The narrator turned to Torridon. “It was this man,” he said.
There was a stir, an intake of breath like a groan. Torridon saw beads of moisture standing on the forehead of Rising Hawk. Not a shadow of disbelief appeared on any face. These people, more simple than children, did not have to be told that it was a fairy tale they were hearing. They were willing to believe with a wonderful faith.
“‘This is your soul!’ said Heammawihio to me. ‘You had better go down to the earth at once. You had better hurry. The Underwater People are very angry because I am helping you. They want to have you and now they are sending down water devils who will destroy your body. If your body is destroyed, of course this new soul will be no good to you.’ Then he showed me where a white-headed flood was racing down the river toward the island where my body lay.
“I said . . . ‘Alas, we never can get to the body in time.’
“‘That is true,’ said the voice. ‘Then you must have horses to ride.’
“I saw his hand reach away like the shadow of a cloud that reaches across a valley in a moment. The shadow came back and put two horses beside us. One horse was like silver. One was as black as night.

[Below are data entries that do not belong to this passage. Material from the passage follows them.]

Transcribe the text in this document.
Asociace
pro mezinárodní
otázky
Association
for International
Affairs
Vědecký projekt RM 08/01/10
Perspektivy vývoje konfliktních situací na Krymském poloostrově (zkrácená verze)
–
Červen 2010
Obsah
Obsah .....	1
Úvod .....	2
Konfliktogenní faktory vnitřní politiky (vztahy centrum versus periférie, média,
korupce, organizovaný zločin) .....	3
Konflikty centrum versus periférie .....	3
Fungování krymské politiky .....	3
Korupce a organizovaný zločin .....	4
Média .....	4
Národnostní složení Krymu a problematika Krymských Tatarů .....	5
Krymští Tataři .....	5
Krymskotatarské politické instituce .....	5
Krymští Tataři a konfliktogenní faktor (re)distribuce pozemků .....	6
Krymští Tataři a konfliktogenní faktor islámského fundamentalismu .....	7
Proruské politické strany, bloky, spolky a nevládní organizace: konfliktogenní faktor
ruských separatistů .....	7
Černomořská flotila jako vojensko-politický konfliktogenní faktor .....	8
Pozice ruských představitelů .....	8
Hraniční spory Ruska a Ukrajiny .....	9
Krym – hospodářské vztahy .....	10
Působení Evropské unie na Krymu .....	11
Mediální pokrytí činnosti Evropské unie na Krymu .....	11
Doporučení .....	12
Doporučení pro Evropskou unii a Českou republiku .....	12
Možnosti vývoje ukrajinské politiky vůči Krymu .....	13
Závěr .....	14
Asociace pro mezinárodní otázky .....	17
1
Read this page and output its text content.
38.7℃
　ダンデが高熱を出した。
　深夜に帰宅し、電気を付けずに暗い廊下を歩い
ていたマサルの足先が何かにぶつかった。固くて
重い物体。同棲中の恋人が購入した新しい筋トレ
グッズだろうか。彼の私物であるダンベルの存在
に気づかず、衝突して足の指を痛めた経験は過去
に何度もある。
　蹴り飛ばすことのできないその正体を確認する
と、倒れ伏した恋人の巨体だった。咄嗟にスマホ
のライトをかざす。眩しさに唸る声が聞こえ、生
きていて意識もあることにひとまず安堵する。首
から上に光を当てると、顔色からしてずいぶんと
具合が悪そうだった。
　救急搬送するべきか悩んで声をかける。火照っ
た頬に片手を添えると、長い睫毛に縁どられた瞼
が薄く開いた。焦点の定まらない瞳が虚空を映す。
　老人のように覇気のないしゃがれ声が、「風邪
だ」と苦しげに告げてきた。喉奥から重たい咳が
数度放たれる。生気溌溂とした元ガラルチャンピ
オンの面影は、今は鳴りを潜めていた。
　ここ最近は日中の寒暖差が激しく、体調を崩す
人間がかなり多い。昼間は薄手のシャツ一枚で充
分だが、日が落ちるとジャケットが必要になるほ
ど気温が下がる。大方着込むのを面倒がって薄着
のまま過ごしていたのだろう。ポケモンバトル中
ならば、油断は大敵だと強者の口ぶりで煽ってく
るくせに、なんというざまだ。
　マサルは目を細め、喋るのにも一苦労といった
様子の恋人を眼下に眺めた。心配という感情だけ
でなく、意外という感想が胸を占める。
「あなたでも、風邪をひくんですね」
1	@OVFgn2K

“‘Which horse will you take?’ asked the voice.
“I looked at the white mare. She was like silver. I said that I would take her.
“‘You are wrong,’ said Heammawihio, ‘because the black stallion is much better than she. But they are both medicine horses. However, you chose the silver mare, and therefore you must keep her and always let your soul ride on the black stallion. Now you must go, and you had better hurry. When you come safely back to the Cheyennes tell them that they are my people. The air that I breathe is sweet with the smoke that they blow up to me.’